Os autores são o ginecologista Alexandre Faisal Cury e o psicanalista Rubens Marcelo Volich. Alexandre fez pós-doutorado no Núcleo de Epidemiologia do Hospital Universitário da Faculdade de Medicina da USP. Rubens é doutor pela Universidade de Paris VII e professor do Instituto Sedes Sapientiae, em São Paulo. No livro, discutem casos reais e buscam entender a mulher em toda sua complexidade.
Para a jornalista, o capítulo sobre aborto é especialmente revelador. Nele, o médico observa que nenhuma mulher sai incólume da experiência do aborto, por mais pertinentes que sejam os motivos para justificá-lo. Um aborto dura para sempre. É uma experiência que deixa marcas emocionais profundas.

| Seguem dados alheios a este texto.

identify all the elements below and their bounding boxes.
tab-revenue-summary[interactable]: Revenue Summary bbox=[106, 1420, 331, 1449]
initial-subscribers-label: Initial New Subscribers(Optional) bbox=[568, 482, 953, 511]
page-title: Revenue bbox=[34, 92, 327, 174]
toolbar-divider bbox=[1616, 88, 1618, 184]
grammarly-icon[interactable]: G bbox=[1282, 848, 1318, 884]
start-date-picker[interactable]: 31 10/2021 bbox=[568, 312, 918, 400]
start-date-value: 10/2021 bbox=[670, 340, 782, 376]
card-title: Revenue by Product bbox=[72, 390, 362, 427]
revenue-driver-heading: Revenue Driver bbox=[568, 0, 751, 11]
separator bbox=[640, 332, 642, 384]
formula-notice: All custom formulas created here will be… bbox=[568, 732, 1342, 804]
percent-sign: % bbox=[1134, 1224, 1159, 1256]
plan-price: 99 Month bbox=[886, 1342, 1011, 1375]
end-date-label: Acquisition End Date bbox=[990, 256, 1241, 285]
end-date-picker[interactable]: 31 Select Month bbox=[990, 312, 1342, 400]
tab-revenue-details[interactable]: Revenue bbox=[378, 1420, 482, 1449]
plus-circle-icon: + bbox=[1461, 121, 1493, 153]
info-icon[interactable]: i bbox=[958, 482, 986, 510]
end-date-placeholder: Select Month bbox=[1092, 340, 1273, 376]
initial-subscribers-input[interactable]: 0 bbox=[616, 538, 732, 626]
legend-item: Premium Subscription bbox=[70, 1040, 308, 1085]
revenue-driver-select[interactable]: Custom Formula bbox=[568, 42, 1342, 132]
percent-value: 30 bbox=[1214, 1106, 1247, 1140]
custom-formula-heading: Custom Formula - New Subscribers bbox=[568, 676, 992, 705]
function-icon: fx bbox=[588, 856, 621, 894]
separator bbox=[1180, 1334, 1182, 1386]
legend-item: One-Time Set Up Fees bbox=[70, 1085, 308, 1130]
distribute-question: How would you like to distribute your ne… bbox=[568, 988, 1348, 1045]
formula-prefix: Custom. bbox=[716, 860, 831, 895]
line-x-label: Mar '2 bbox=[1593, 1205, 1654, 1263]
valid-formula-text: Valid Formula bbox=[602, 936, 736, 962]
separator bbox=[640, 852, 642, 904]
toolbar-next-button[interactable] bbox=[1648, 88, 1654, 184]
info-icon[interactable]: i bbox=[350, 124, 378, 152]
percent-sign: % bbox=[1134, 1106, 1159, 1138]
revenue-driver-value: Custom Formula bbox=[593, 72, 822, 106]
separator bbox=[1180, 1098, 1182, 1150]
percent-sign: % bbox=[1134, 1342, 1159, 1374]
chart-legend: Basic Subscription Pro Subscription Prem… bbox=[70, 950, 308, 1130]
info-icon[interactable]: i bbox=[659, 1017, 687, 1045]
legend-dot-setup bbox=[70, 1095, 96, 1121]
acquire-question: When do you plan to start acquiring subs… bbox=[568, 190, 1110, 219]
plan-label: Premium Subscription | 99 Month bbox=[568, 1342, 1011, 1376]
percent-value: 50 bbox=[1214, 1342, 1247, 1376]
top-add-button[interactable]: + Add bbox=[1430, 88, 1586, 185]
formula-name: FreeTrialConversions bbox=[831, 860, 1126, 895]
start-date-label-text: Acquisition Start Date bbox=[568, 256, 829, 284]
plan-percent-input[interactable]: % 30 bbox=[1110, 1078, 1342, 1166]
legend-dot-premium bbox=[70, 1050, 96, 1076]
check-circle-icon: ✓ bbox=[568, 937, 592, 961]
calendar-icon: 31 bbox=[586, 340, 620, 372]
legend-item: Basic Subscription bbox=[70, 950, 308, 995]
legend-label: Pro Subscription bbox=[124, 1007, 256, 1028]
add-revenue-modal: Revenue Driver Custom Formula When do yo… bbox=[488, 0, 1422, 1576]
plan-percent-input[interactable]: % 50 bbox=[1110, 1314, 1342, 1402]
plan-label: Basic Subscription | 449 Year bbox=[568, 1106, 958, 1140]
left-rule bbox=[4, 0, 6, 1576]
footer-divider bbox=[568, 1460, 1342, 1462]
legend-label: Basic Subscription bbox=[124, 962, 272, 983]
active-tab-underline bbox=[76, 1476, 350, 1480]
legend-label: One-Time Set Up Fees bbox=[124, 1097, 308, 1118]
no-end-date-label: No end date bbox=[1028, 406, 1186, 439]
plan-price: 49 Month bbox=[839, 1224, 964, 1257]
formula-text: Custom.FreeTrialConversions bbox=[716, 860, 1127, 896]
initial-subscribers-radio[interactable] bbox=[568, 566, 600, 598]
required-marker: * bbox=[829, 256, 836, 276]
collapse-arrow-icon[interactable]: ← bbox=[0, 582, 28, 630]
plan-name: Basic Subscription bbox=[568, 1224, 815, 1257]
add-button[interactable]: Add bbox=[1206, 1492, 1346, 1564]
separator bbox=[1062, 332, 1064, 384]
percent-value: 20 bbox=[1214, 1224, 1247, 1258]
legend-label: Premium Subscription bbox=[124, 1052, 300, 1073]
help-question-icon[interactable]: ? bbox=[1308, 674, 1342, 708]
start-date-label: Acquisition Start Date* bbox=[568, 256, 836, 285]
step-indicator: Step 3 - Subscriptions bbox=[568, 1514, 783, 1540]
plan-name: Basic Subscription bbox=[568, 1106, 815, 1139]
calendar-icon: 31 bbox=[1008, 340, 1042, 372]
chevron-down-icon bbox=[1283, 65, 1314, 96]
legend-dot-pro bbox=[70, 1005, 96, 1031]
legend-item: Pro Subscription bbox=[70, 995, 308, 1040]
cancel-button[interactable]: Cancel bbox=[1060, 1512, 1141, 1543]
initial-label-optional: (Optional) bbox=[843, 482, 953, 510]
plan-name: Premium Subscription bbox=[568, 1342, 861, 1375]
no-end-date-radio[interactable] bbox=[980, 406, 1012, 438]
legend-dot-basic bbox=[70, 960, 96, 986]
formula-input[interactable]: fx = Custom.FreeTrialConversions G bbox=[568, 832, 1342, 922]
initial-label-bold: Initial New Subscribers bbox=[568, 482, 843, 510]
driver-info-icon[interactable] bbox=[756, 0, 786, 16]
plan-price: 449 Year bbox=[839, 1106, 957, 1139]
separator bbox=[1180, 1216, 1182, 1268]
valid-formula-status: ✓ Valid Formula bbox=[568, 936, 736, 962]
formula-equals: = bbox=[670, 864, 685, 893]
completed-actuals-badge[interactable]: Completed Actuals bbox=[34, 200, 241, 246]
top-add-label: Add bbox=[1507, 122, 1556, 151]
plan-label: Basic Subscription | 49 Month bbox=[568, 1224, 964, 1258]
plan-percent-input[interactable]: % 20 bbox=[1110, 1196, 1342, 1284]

“Ele se constitui uma experiência de perda, mesmo quando a mulher conscientemente decide pela sua realização”, diz Rubens. “No futuro, ela poderá pensar no que poderia ter acontecido caso decidisse levar a gravidez adiante, poderá imaginar como seria o filho que não teve ou mesmo questionar se tomou a melhor decisão”. Muitos anos depois do aborto, algumas mulheres vão encará-lo como algo triste, mas necessário. Para outras, ele pode se transformar num drama sem fim.
“Se, do ponto de vista emocional, o aborto dura para sempre, o que as mulheres podem fazer para superar essa experiência? Rubens diz que a possibilidade de superar vivências difíceis (relacionadas ou não à feminilidade) depende essencialmente dos recursos que a mulher (e, claro, também o homem) desenvolveu ao longo da vida para lidar com frustrações, perdas, conflitos e, até mesmo, com situações de satisfação e prazer.”
“Alexandre cita dois fatores que têm grande importância na forma como a experiência do aborto ficará registrada. Esses fatores dependem menos da mulher e mais do contexto social. Se ela teve apoio do parceiro, talvez consiga lidar melhor com a experiência do aborto. O outro aspecto é o caráter de ilegalidade. A mulher que aborta no Brasil se torna, da noite para o dia, uma criminosa. ‘Nos países em que o abortamento é permitido por lei, a mulher encontra adequada assistência médica, psicológica e hospitalar e as coisas tendem a ser mais fáceis’, diz Alexandre. ‘Numa crise de vida como essa, o que menos a mulher precisa é de alguém culpando-a ou desamparando-a’, diz Alexandre.”
Cristiane Segatto escreve: “Como mulher e jornalista, gostaria de ver o tema do aborto seriamente discutido no Brasil. Essa é a mais emocional das questões políticas e morais que dividem o país. Pouco depois de assumir o Ministério da Saúde, o médico José Gomes Temporão defendeu, em abril de 2007, a realização de um plebiscito para discutir se o aborto deveria ser legalizado. Nunca mais se falou no assunto. Abafaram o caso”.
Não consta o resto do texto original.